Hört man seine Musik heute unvoreingenommen, so überraschen in der Tat Frische und Originalität seiner Kompositionen. Die auf dieser CD vereinten Sinfonien entstammen zwei verschiedenen Sammlungen: Opus I, Sei Sonate a quattro strumenti, erschien 1742, Opus VI entstand etliche Jahre später, vermutlich erst nach 1770. Dementsprechend unterscheiden sich die Sinfonien in Besetzung und Stil: Während die früheren lediglich mit Streichern und Cembalo besetzt und in ihrer Tonsprache noch ganz dem Empfindsamen Stil verpflichtet sind, deutet die spätere Sammlung mit ihrem um Bläserstimmen erweiterten Orchesterapparat bereits auf die kommende Klassische Epoche hin. Fritz' stets kontrastreiche Musik voller überraschender melodischer und harmonischer Wendungen verdient es durchaus, wieder gehört zu werden! Erwähnt seien etwa das zauberhafte Andante und der originelle, sich aus einem Presto unerwartet verbreiternde Schlusssatz aus op. VI,6, und selbst in den früheren, noch „traditionelleren" Sinfonien wirkt seine Tonsprache individuell, niemals routiniert oder abgegriffen. Manche Wendung lässt an Mozarts etwa zur gleichen Zeit mit op. VI entstandenen Salzburger Divertimenti denken. Musik eines jungen „alten" Mannes!

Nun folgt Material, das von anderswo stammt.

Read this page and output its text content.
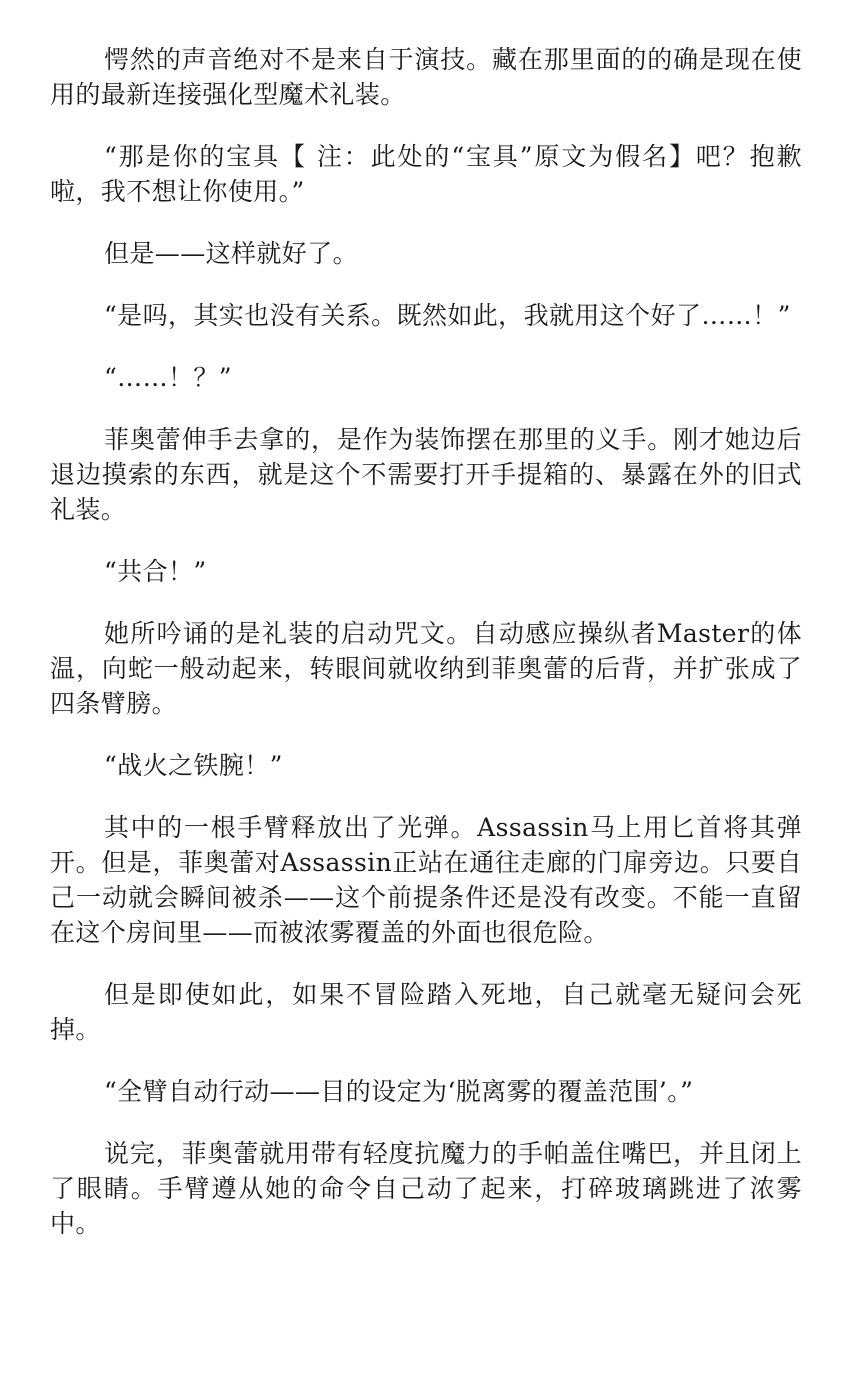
愕然的声音绝对不是来自于演技。藏在那里面的的确是现在使用的最新连接强化型魔术礼装。

“那是你的宝具【 注：此处的“宝具”原文为假名】吧？抱歉啦，我不想让你使用。”

但是——这样就好了。

“是吗，其实也没有关系。既然如此，我就用这个好了……！”

“……！？”

菲奥蕾伸手去拿的，是作为装饰摆在那里的义手。刚才她边后退边摸索的东西，就是这个不需要打开手提箱的、暴露在外的旧式礼装。

“共合！”

她所吟诵的是礼装的启动咒文。自动感应操纵者Master的体温，向蛇一般动起来，转眼间就收纳到菲奥蕾的后背，并扩张成了四条臂膀。

“战火之铁腕！”

其中的一根手臂释放出了光弹。Assassin马上用匕首将其弹开。但是，菲奥蕾对Assassin正站在通往走廊的门扉旁边。只要自己一动就会瞬间被杀——这个前提条件还是没有改变。不能一直留在这个房间里——而被浓雾覆盖的外面也很危险。

但是即使如此，如果不冒险踏入死地，自己就毫无疑问会死掉。

“全臂自动行动——目的设定为‘脱离雾的覆盖范围’。”

说完，菲奥蕾就用带有轻度抗魔力的手帕盖住嘴巴，并且闭上了眼睛。手臂遵从她的命令自己动了起来，打碎玻璃跳进了浓雾中。
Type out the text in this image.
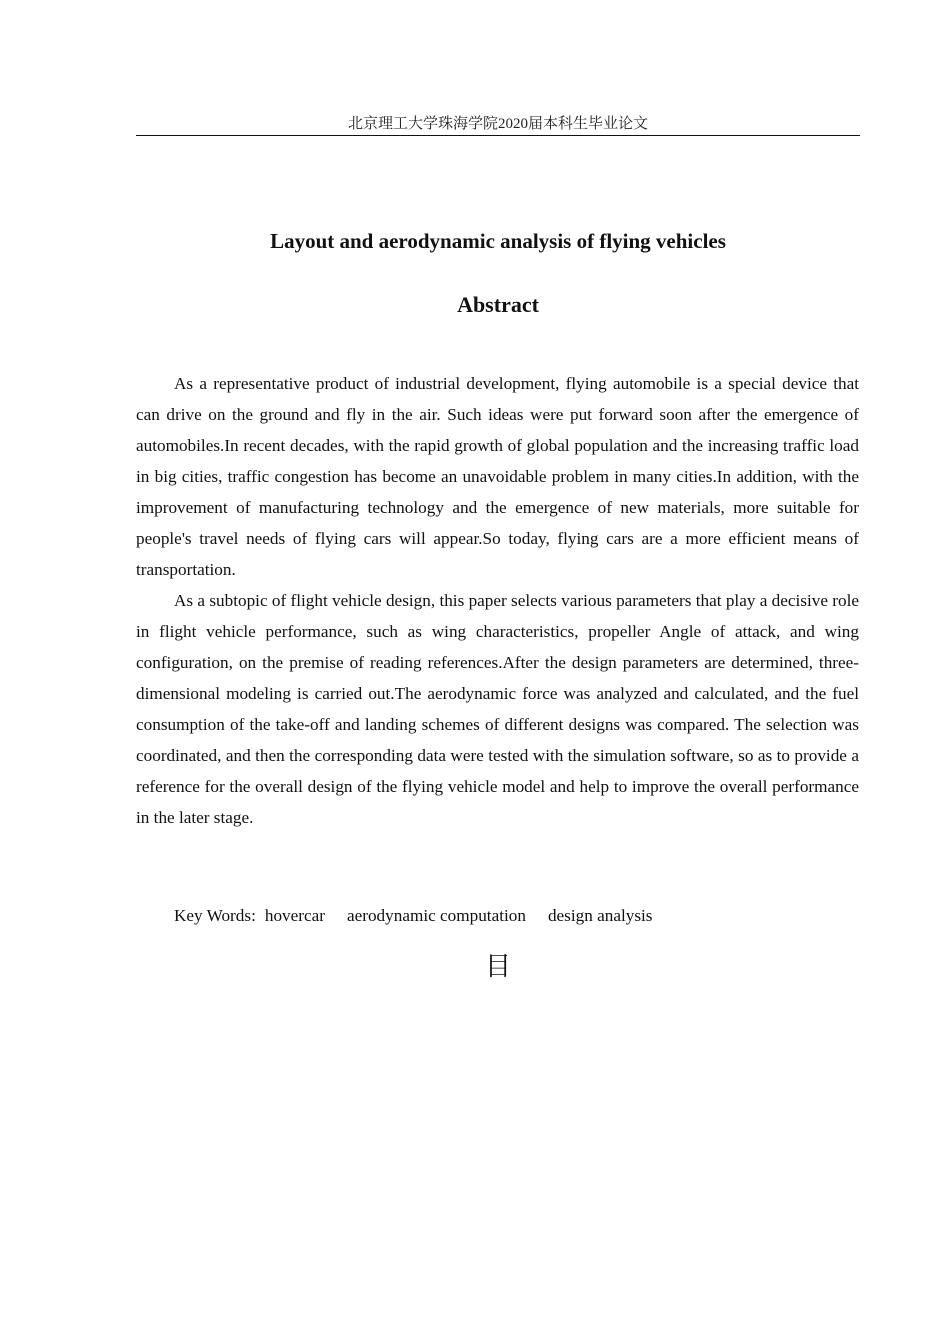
北京理工大学珠海学院2020届本科生毕业论文
Layout and aerodynamic analysis of flying vehicles
Abstract

As a representative product of industrial development, flying automobile is a special device that can drive on the ground and fly in the air. Such ideas were put forward soon after the emergence of automobiles.In recent decades, with the rapid growth of global population and the increasing traffic load in big cities, traffic congestion has become an unavoidable problem in many cities.In addition, with the improvement of manufacturing technology and the emergence of new materials, more suitable for people's travel needs of flying cars will appear.So today, flying cars are a more efficient means of transportation.

As a subtopic of flight vehicle design, this paper selects various parameters that play a decisive role in flight vehicle performance, such as wing characteristics, propeller Angle of attack, and wing configuration, on the premise of reading references.After the design parameters are determined, three-dimensional modeling is carried out.The aerodynamic force was analyzed and calculated, and the fuel consumption of the take-off and landing schemes of different designs was compared. The selection was coordinated, and then the corresponding data were tested with the simulation software, so as to provide a reference for the overall design of the flying vehicle model and help to improve the overall performance in the later stage.

Key Words: hovercar aerodynamic computation design analysis
目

Michael Schneider und sein Frankfurter Barockorchester La Stagione präsentieren Fritz' Sinfonien mit engagierter Verve und Sinn für die klanglichen Feinheiten, Carsten Erik Oses ausgezeichneter Booklet-Text erhellt die Hintergründe der Werke.
Wieder einmal eine verdienstvolle Veröffentlichung aus dem Hause cpo, die den Beweis antritt, dass die „kleine" Schweiz im 18. Jahrhundert nicht nur auf dem Felde der Literatur (etwa mit Carl Friedrich Drollinger, Salomon Gessner oder Albrecht von Haller), sondern auch in der Musik prominente Persönlichkeiten von Rang hervorgebracht hat.Man darf dieser CD wünschen, den Grundstein zu einer „Wiederbelebung" des Schaffens von Gaspard Fritz gelegt zu haben.
Heinz Braun † [26.04.2013]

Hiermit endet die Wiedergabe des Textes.